Ce qui peut être considéré comme négligeable pour un secteur qui suscite autant d’intérêt et occupe une place importante dans le débat public. Toutefois précise Mme la Présidente il y a 10 ans, cette contribution du secteur extractif au budget de l’Etat était seulement de 1%. Suffisant pour saluer les efforts consentis par les parties prenantes pour améliorer la gouvernance du secteur.

Des données qui rassurent, mais…

La contribution du secteur extractif c’est également les revenus générés aux profits de travailleurs sénégalais et étrangers dans les mines et dans les hydrocarbures. Dans ce rapport de 2022, il est noté une contribution évaluée à 42,50 milliards de francs CFA, soit une tendance haussière comparée à 2021 où elle était de 17,9%, du fait de l’effet domino créé par la hausse des revenus issus du secteur minier. La masse salariale est évaluée à 120 milliards de Francs CFA pour un secteur qui n’emploie pas mois de 9700 personnes.

En ce qui concerne les dépenses sociales, le rapport fait état de 2000 milliards de Francs CFA dépensés par les entreprises extractives. Cette importante manne financière est principalement captée par les entreprises étrangères pour l’essentiel avec un peu plus de 1200 milliards et un peu plus de 700 milliards pour les entreprises locales.

…encore des défis à relever

Malgré les efforts consentis pour augmenter les revenus, les communautés continuent de se plaindre de leurs conditions de vies. Les conflits entre exploitants et populations autochtones confirment le ressenti de ces dernières qui ne ratent pas l’occasion de décrier la faible prise en charge de leurs préoccupations par les compagnies.

Par ailleurs, beaucoup de choses doivent être corrigées, surtout en perspective de la prochaine validation du Sénégal en 2025. La mise en ouvre de l’exigence 2.5 connait quelques difficultés. Même si le nombre d’entreprises déclarantes a fortement évolué, passant d’une centaine à un peu plus de 200, il faut reconnaitre que l’accès au Registre des Bénéficiaires Effectifs (RBE) pose problème en dehors des personnes autorisées.

« L’orpaillage est également une nouvelle exigence et nous devons l’intégrer en élargissant notre périmètre pour mieux appréhender ce secteur et y apporter des solutions », a préconisé Pr Awa Marie Coll.
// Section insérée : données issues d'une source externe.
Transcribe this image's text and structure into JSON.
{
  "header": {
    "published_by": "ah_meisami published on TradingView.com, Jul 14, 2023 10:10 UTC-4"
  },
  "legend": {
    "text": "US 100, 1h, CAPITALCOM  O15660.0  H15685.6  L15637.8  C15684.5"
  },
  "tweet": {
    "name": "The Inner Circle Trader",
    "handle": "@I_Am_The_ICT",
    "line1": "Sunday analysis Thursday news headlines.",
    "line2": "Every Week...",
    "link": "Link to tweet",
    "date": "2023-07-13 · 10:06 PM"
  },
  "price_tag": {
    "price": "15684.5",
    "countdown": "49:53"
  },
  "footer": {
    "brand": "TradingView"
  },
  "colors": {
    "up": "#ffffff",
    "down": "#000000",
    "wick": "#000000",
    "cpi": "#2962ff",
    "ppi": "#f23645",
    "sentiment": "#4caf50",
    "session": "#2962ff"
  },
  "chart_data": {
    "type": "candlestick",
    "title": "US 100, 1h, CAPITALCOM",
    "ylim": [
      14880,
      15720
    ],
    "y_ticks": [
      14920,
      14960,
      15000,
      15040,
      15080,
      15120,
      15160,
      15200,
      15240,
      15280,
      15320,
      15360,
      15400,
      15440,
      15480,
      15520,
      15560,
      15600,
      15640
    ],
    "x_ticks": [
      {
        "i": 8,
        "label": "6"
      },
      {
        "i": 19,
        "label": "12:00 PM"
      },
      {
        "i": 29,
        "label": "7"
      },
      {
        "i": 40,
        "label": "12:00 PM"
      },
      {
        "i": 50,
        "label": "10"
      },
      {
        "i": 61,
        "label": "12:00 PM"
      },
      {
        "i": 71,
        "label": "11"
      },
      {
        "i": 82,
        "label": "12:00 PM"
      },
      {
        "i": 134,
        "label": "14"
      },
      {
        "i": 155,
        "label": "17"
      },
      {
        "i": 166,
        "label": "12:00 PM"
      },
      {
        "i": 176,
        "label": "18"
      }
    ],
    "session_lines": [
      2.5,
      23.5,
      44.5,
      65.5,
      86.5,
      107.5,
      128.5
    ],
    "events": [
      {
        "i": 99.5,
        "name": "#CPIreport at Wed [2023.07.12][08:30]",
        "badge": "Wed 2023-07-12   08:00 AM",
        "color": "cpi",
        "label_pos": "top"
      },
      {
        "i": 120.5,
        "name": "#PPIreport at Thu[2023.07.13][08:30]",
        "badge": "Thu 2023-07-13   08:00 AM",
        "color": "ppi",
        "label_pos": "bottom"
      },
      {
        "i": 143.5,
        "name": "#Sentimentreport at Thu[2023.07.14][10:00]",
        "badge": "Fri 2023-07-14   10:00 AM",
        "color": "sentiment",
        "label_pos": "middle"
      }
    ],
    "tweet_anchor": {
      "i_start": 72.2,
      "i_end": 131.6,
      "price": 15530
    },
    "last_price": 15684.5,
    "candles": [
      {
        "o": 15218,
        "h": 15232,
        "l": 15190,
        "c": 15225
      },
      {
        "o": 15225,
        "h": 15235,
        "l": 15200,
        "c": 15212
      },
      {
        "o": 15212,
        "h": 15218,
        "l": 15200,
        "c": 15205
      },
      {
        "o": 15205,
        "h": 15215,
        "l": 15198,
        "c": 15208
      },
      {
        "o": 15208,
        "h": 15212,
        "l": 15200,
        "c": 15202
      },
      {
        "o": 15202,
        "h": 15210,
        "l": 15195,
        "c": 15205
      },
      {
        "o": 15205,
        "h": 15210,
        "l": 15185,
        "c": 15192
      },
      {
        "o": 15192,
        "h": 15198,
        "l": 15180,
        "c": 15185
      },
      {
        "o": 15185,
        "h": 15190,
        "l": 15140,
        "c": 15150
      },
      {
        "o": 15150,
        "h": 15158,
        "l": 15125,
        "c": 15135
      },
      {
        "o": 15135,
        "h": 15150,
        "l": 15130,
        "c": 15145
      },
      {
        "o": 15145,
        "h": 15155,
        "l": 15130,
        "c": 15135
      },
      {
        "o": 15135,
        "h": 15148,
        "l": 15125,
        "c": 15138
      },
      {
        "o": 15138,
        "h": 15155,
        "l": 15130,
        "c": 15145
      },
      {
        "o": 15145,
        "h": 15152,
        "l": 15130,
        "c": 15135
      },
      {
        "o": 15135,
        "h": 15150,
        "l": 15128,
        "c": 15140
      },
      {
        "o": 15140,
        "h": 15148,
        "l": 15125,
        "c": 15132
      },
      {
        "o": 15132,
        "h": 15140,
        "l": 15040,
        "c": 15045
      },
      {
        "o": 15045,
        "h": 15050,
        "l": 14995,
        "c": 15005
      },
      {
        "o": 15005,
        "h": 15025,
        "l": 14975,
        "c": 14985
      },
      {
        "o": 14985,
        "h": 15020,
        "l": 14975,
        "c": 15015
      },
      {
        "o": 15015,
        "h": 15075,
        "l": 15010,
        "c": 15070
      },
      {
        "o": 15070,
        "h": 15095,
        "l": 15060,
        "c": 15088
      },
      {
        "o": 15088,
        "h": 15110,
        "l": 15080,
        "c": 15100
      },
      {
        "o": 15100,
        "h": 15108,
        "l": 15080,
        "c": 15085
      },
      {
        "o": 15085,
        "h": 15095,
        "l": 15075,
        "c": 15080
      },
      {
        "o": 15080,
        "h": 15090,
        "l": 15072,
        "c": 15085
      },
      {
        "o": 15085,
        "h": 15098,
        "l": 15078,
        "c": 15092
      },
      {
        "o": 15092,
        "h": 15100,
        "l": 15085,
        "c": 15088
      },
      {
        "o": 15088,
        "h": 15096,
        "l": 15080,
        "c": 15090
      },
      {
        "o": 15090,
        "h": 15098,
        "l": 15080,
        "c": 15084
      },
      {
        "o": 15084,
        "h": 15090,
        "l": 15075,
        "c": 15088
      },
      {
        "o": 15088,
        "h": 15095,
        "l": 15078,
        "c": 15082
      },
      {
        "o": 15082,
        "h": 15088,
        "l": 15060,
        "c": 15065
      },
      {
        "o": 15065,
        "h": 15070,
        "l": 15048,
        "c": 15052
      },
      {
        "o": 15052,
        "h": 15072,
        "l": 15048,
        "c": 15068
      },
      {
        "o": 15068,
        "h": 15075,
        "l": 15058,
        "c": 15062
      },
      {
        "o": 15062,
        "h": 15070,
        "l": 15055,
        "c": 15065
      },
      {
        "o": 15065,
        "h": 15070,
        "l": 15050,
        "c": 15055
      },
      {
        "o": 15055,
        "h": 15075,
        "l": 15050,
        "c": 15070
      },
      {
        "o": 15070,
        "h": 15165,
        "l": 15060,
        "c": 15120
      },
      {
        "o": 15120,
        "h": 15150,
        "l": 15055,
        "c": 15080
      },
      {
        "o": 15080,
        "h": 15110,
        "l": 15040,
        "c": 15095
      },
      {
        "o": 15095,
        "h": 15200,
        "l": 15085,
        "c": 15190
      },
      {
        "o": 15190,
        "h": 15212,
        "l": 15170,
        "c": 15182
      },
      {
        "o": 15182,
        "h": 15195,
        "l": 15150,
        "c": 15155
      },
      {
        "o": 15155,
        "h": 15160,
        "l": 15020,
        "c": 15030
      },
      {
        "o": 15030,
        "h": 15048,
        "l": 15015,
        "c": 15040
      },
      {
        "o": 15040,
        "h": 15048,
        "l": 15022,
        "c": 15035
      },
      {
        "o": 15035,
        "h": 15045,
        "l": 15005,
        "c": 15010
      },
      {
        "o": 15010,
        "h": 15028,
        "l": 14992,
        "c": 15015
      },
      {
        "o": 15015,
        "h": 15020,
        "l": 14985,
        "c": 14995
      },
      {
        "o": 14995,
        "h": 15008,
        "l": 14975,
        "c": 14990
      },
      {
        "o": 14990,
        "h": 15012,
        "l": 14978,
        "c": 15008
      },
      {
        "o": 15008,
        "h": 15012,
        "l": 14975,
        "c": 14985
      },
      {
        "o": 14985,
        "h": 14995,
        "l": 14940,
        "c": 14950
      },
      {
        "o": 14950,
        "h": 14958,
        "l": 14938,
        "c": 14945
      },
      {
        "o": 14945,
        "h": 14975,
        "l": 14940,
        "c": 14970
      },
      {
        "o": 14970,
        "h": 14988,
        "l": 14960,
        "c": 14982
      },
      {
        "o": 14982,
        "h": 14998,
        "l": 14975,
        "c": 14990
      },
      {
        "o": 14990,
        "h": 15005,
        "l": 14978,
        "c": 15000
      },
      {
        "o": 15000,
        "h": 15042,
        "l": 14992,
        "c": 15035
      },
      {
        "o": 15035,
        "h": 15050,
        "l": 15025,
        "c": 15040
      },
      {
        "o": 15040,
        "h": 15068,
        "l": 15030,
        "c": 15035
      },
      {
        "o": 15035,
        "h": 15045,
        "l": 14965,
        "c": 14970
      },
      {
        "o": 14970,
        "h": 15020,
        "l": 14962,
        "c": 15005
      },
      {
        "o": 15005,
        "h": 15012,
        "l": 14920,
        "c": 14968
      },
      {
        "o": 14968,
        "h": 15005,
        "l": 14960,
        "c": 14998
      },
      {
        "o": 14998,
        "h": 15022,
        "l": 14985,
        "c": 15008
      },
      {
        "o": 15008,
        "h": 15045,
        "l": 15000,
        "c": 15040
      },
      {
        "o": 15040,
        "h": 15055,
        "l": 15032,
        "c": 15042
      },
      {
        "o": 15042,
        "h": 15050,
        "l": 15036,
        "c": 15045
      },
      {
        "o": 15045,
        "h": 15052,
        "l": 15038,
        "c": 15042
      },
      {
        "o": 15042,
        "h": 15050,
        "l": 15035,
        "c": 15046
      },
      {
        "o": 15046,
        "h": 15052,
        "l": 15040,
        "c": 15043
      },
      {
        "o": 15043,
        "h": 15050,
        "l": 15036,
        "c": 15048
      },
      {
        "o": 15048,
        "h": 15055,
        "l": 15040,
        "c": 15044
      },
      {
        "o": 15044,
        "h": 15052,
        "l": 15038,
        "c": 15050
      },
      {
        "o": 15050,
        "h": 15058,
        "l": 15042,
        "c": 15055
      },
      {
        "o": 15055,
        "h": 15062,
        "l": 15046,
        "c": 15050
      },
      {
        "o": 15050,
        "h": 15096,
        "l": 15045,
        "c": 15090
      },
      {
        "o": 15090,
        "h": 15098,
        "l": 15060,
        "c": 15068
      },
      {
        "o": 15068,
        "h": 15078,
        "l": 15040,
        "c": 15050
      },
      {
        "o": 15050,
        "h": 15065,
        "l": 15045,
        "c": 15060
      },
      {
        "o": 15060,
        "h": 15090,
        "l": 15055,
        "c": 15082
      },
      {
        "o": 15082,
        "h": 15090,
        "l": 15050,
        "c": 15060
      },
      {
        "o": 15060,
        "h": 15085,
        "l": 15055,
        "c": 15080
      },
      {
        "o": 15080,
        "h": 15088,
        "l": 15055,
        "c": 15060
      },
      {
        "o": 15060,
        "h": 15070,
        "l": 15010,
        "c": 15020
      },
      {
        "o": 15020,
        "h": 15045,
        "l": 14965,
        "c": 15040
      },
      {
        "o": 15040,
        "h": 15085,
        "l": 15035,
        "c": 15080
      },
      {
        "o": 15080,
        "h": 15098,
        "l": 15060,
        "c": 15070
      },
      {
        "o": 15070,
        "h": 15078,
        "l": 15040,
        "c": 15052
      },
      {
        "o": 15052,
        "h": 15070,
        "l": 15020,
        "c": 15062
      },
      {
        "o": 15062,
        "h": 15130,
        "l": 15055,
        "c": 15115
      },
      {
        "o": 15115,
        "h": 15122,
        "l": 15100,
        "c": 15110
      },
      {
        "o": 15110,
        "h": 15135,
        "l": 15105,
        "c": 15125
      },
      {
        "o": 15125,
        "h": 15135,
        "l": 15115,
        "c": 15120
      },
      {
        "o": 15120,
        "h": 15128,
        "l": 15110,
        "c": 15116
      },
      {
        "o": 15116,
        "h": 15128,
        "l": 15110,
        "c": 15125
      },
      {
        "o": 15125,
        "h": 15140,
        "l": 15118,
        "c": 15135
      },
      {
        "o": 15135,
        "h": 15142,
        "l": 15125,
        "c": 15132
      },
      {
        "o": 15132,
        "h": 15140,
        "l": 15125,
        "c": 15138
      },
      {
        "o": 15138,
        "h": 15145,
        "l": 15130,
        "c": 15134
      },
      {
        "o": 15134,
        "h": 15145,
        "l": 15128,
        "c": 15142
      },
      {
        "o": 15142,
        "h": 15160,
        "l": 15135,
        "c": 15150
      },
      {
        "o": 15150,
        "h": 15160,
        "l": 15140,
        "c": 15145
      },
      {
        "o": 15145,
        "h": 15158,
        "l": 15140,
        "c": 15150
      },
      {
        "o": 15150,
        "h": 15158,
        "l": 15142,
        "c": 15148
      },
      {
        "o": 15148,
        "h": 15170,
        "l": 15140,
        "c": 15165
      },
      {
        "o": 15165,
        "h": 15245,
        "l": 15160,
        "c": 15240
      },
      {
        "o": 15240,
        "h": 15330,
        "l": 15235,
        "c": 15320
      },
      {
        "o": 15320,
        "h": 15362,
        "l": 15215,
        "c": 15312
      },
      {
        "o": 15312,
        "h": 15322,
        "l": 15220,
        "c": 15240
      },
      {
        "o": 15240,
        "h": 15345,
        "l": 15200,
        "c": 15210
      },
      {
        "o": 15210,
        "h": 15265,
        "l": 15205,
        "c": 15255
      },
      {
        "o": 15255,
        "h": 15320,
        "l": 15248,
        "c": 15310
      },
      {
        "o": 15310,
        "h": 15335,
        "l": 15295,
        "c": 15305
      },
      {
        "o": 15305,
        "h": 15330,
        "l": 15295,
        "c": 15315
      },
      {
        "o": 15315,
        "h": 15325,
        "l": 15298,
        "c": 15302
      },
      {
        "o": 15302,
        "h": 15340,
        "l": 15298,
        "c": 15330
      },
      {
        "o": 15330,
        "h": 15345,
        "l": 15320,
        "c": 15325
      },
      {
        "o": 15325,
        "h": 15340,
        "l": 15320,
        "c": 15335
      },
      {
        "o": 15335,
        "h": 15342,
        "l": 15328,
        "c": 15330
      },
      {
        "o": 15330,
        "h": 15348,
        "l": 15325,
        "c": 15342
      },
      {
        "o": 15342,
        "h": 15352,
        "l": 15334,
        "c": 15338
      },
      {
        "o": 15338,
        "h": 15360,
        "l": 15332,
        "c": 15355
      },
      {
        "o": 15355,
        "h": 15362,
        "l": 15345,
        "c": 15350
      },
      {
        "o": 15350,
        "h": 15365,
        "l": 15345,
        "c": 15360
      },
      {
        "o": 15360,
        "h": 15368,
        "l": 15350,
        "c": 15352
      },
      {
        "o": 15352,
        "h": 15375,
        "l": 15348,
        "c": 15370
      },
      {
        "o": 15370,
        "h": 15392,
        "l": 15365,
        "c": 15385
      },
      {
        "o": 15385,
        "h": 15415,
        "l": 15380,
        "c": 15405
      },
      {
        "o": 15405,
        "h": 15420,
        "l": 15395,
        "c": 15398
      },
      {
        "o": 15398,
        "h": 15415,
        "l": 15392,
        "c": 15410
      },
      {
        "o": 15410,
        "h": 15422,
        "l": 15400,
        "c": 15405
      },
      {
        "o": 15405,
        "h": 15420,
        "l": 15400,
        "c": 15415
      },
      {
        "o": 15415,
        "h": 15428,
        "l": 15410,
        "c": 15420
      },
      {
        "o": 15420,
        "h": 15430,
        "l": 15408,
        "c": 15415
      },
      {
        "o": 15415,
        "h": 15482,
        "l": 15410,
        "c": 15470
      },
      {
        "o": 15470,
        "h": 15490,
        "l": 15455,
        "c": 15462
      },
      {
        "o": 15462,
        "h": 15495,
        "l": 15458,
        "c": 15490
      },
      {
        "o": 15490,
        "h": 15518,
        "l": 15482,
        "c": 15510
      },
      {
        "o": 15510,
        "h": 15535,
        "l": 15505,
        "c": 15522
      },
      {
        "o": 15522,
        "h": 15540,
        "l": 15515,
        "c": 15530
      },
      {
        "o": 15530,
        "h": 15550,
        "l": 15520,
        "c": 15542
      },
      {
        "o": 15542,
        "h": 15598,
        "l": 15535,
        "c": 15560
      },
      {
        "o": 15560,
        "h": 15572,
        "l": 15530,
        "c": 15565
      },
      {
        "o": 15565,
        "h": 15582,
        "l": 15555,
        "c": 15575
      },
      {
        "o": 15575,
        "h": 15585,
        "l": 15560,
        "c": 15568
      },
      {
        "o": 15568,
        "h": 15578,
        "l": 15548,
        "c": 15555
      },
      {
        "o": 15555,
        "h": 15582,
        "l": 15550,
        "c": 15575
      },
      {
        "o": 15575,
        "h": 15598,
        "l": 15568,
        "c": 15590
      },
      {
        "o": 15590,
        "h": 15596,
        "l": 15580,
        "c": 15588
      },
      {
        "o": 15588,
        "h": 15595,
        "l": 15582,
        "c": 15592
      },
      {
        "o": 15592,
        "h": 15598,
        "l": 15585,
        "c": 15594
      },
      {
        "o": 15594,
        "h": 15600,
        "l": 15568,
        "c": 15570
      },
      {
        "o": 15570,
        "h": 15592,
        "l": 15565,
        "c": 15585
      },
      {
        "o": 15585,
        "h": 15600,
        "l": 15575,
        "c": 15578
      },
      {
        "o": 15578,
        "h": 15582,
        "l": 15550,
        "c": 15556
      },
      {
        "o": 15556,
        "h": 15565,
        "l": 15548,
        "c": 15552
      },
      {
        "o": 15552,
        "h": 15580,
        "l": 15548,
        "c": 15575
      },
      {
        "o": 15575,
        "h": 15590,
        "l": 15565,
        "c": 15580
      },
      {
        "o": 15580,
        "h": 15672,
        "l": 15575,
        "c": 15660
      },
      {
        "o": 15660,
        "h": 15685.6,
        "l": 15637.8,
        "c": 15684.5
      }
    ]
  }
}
L’engagement pour améliorer la gouvernance

La publication du 10ème rapport coïncide avec le 10ème anniversaire de la mise en œuvre de l’ITIE Sénégal. Un travail acharné des toutes les parties prenantes qui a permis au Sénégal d’être dans le cercle des pays modèles en matière de transparence de gouvernance mais aussi de redevabilité dans le secteur des ressources naturelles.

Une occasion saisie par le Ministre des affaires étrangères Pr Ismaila Madior Fall, par ailleurs ancien Président de l’ITIE Sénégal, venu représenter le Président de la République, pour revenir sur les « efforts constants de l’Etat du Sénégal pour maintenir le cap de la transparence et de la gouvernance du secteur des ressources naturelles ».

Pour lui, « il s’agit de l’adoption de la loi de finance sur la transparence dans la gestion des finances publiques par le Président de la République en 2012, puis de l’adhésion, en Octobre 2013, à l’ITIE qui est aujourd’hui un outil performant et innovant pour la conduite d’une gestion à la fois optimale et responsable du secteur extractif », a dit le Ministre.